Coach Anthony Powell doesn’t mind spending the extra time to help his team—even if his team is a team of one.
Gianna Short started swimming for Powell after joining USA Swimming in 2015. At Gianna’s first swim meet under Powell, her father, Jeff Short learned that Gianna was the only swimmer who came to represent Powell’s team.
“Right there I knew he was special,” Jeffrey Short said. “He took the time out of his busy weekend to coach my daughter in a USA Swim meet when he was not getting paid. He was doing this strictly out of the love of the sport, and to help my daughter get faster.
A Front Line Coach
At a recent swim meet in Fort Washington, Pa, Powell walked back and forth on the pool deck, cheering his swimmers on.
“My coaching style is to be a front line coach,” Powell said. “I want my kids to feel a part of something. I want them to understand that we are a team and I am their biggest supporter. ”
Powell’s interest in coaching began when he became a volunteer coach for a semi-professional football team while working at the Willow Grove Naval Base. He and his wife, Dawn have two sons, Anthony Jr, age 9, and Andrew, age 3. Powell said that the opportunity to begin coaching presented itself when he taught Anthony Jr., who has Autism how to swim. He continues that tradition, as he is now teaching Andrew how to swim.

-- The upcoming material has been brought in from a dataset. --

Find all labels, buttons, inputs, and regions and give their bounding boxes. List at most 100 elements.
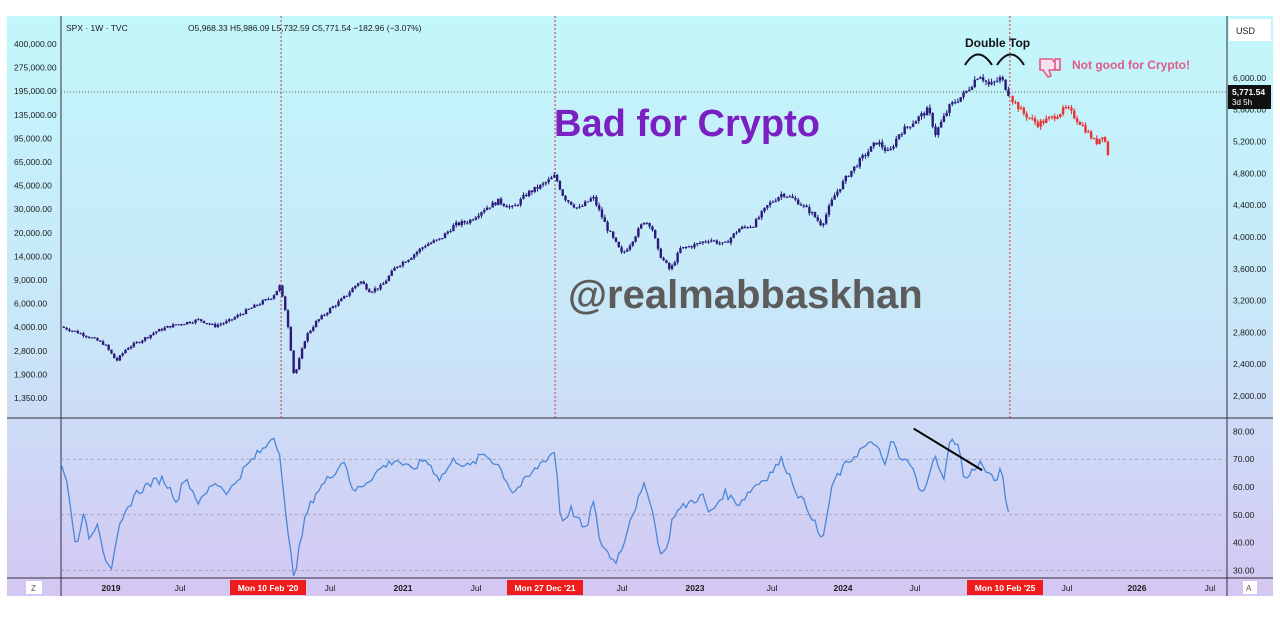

A non-stop coaching season
Powell busies himself by coaching year round. He coaches a USA Swim team throughout the year, as well as a summer team at the Somerton Springs Swim Club. During the fall and spring he is also a volunteer coach with the Special Olympics.
“You can never tell how far a child will go based on how they start their swimming career.” said Powell, a former Junior Olympian Champion. “But if you show them you believe in them, they will begin to have that same belief in themselves. Very soon they will begin to do extraordinary things far beyond what anyone would have imagined. My parents were great examples that you had to be a hardworking person to be productive in the world. I took those lessons with me throughout my swimming career and into adulthood,” he said.
Preparing the way for young swimmers
Powell, a graduate of Roman Catholic High School, earned a swim scholarship to Clarion University. Powell swam with the Philadelphia Department of Recreation (PDR) swim team for 15 years and seven years under Coach Jim Ellis on the US National team.
Many of Powell’s swimmers placed in the top three in their meets; over half have qualified for the Junior Olympics. Powell’s USA Swim team swims as individual swimmers, not as a sanctioned team. This year Powell said he is in a position to start his own USA Swim team–Northeast Swimming at AFC.
“His coaching style is unique,” Short said. “I had seen what he was willing to do for my daughter and how her times had improved. Sometimes I think the man is not only good in the water, but that he may actually walk on it when it comes to coaching swimmers.”
Powell may not be able to walk on water—but the sky’s the limit.